By the time he reached his desk again, Major Joppolo realized what the consequences of keeping the carts out of town would be. He knew very well how essential they were to the life of the place.
With a heavy heart he cranked his field telephone, asked for Rowboat Blue Forward, got the ear of Captain Purvis, head of the M.P.’s in Adano, and ordered him in the name of General Marvin, to keep all carts out of Adano, to stop them at the bridge on the east and at the sulphur refinery on the west.
Then he called for Zito, his usher, and asked him to assemble all the officials of the town in his office. Gargano, the police chief, was already there. Of the others old Bellanca, the honest notary whom Major Joppolo had chosen to be his mayor, came in first. He had sad eyes, the eyes of a man who had suffered for his honesty through several years of corruption. He wore a black coat and black tie, as always. Behind Bellanca the others trooped in: D’Arpa, the weasel-like vice mayor; Tagliavia, the maresciallo of finance; the bullvoiced Mercurio Salvatore, crier; Major Joppolo’s unctuous little municipal secretary, Panteleone; the pearshaped Signora Carmelina Spinnato, volunteer health officer; Rotondo, lieutenant of Carabinieri; and the man who was charged with keeping the streets clean, the cleanest man in town, Saitta, in a white suit.
When they were all in, Major Joppolo stood at his desk and said: “I have promised to tell you every important thing which the American authorities decide to do in this town. I do not want this to be a town of mysteries. In a democracy one of the most important things is for everyone to know as much as possible about what is going on.
“The American authorities have decided that because of military necessities it will no longer be possible for mule carts to come into the streets of town.”
Major Joppolo could see his audience suck in its collective breath.
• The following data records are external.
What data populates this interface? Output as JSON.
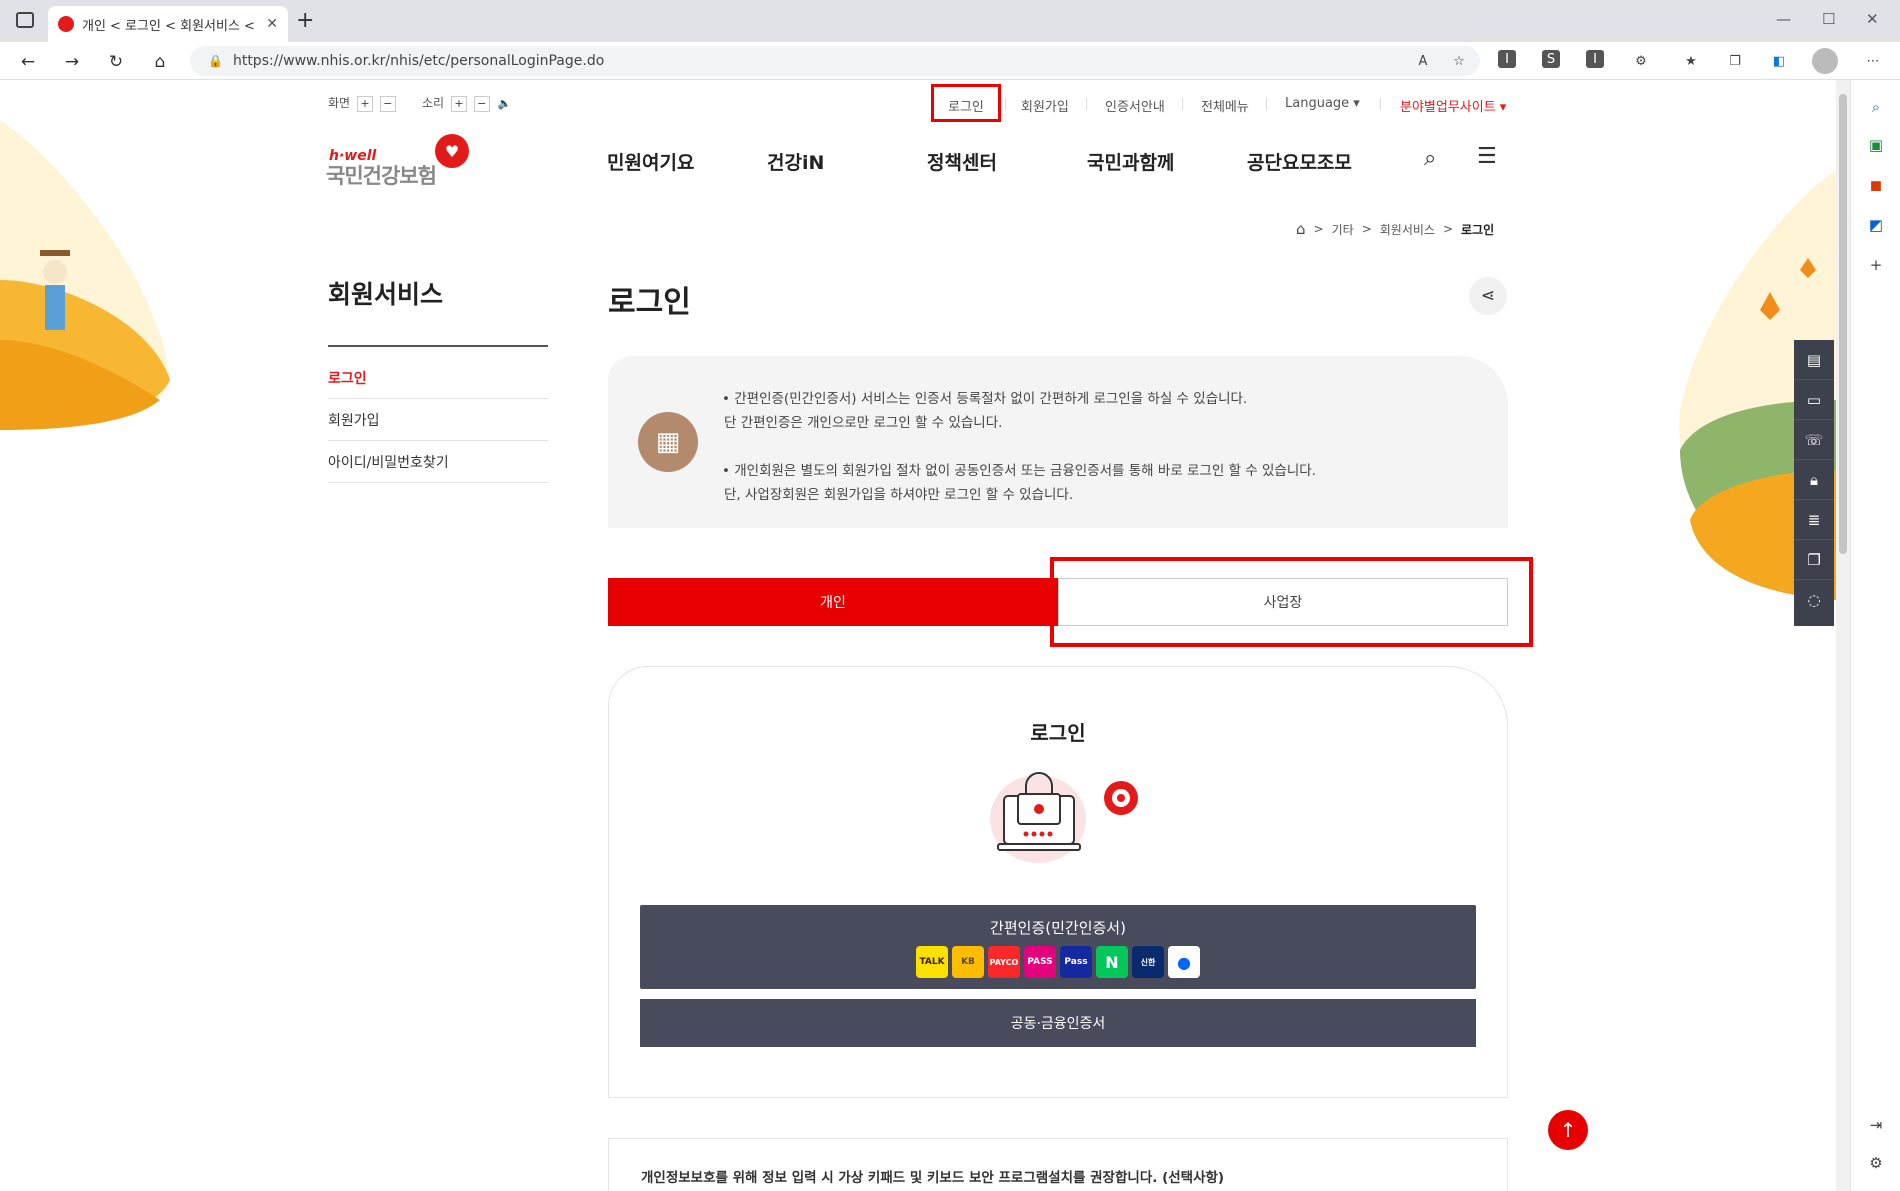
{
  "browser": {
    "tab_title": "개인 < 로그인 < 회원서비스 < 기타",
    "tab_close": "✕",
    "new_tab": "+",
    "url": "https://www.nhis.or.kr/nhis/etc/personalLoginPage.do"
  },
  "utility": {
    "screen_label": "화면",
    "sound_label": "소리",
    "plus": "+",
    "minus": "−",
    "speaker": "🔈"
  },
  "topmenu": {
    "login": "로그인",
    "join": "회원가입",
    "cert_info": "인증서안내",
    "all_menu": "전체메뉴",
    "language": "Language ▾",
    "field_sites": "분야별업무사이트 ▾"
  },
  "logo": {
    "small": "h·well",
    "main": "국민건강보험"
  },
  "gnb": [
    "민원여기요",
    "건강iN",
    "정책센터",
    "국민과함께",
    "공단요모조모"
  ],
  "breadcrumb": {
    "home_icon": "⌂",
    "items": [
      "기타",
      "회원서비스",
      "로그인"
    ],
    "separator": ">"
  },
  "sidebar": {
    "title": "회원서비스",
    "items": [
      {
        "label": "로그인",
        "active": true
      },
      {
        "label": "회원가입",
        "active": false
      },
      {
        "label": "아이디/비밀번호찾기",
        "active": false
      }
    ]
  },
  "main": {
    "title": "로그인",
    "notice": [
      "•  간편인증(민간인증서) 서비스는 인증서 등록절차 없이 간편하게 로그인을 하실 수 있습니다.",
      "단 간편인증은 개인으로만 로그인 할 수 있습니다.",
      "•  개인회원은 별도의 회원가입 절차 없이 공동인증서 또는 금융인증서를 통해 바로 로그인 할 수 있습니다.",
      "단, 사업장회원은 회원가입을 하셔야만 로그인 할 수 있습니다."
    ],
    "tabs": {
      "personal": "개인",
      "business": "사업장"
    },
    "card_title": "로그인",
    "simple_auth_label": "간편인증(민간인증서)",
    "auth_providers": [
      {
        "name": "TALK",
        "bg": "#fae100",
        "fg": "#3a1d1d"
      },
      {
        "name": "KB",
        "bg": "#ffbc00",
        "fg": "#5a4a3a"
      },
      {
        "name": "PAYCO",
        "bg": "#fa2828",
        "fg": "#ffffff"
      },
      {
        "name": "PASS",
        "bg": "#e5007e",
        "fg": "#ffffff"
      },
      {
        "name": "Pass",
        "bg": "#1428a0",
        "fg": "#ffffff"
      },
      {
        "name": "N",
        "bg": "#03c75a",
        "fg": "#ffffff"
      },
      {
        "name": "신한",
        "bg": "#0046ff",
        "fg": "#ffffff"
      },
      {
        "name": "●",
        "bg": "#ffffff",
        "fg": "#0064ff"
      }
    ],
    "cert_button": "공동·금융인증서",
    "security_notice": "개인정보보호를 위해 정보 입력 시 가상 키패드 및 키보드 보안 프로그램설치를 권장합니다. (선택사항)"
  },
  "colors": {
    "brand_red": "#e60000",
    "button_dark": "#474b5c",
    "highlight": "#ee0000"
  }
}
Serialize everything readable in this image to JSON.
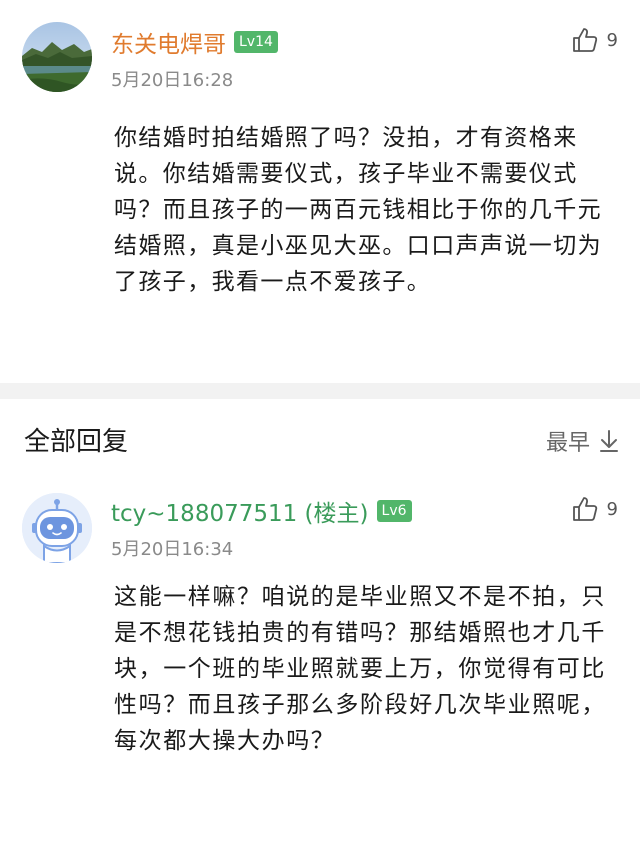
{
  "comment": {
    "author": "东关电焊哥",
    "level": "Lv14",
    "timestamp": "5月20日16:28",
    "likes": "9",
    "body": "你结婚时拍结婚照了吗？没拍，才有资格来说。你结婚需要仪式，孩子毕业不需要仪式吗？而且孩子的一两百元钱相比于你的几千元结婚照，真是小巫见大巫。口口声声说一切为了孩子，我看一点不爱孩子。"
  },
  "replies_section": {
    "title": "全部回复",
    "sort_label": "最早"
  },
  "reply": {
    "author": "tcy~188077511 (楼主)",
    "level": "Lv6",
    "timestamp": "5月20日16:34",
    "likes": "9",
    "body": "这能一样嘛？咱说的是毕业照又不是不拍，只是不想花钱拍贵的有错吗？那结婚照也才几千块，一个班的毕业照就要上万，你觉得有可比性吗？而且孩子那么多阶段好几次毕业照呢，每次都大操大办吗？"
  },
  "colors": {
    "author_orange": "#e07b2e",
    "author_green": "#3a9b5a",
    "level_badge": "#52b66a",
    "divider": "#f2f2f2"
  },
  "icons": {
    "like": "thumbs-up-icon",
    "sort": "arrow-down-icon"
  }
}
He said: “I am not happy to have to announce this decision. It is because of military necessities. I am sorry. That is all.”
The officials of Adano, a comic-looking collection, turned sadly to go. They did not protest. They had learned during the years of Fascism how to swallow their protests. But Major Joppolo could tell that they were not with him, that for the first time in nine days they were against him.
Before the first of them reached the door, Major Joppolo said: “I wish to tell you that I will do all that is in my power to have this unjust order revoked.”
And when the comic-looking officials of Adano went out of the door of the Major’s office, they were still sad but they were for him.
The Major worried all day about the order and wondered what he could do about it. He slept very badly during the night, because of his worry.
Early in the morning, Zito, the little usher, came up to his desk and said: “Mister Major, there are three men to see you about the carts.”
Because it worried him, the Major snapped back angrily at Zito: “What do they want about the carts?” “That is something they wish to tell you, Mister Major,” Zito said. “It is something they did not tell me.” “Well, show them in.”
The three Italians were evidently poor but respected men. There was a kind of democracy in their coming to see the Major: they were the chosen delegates of all the cartmen, to argue this thing out.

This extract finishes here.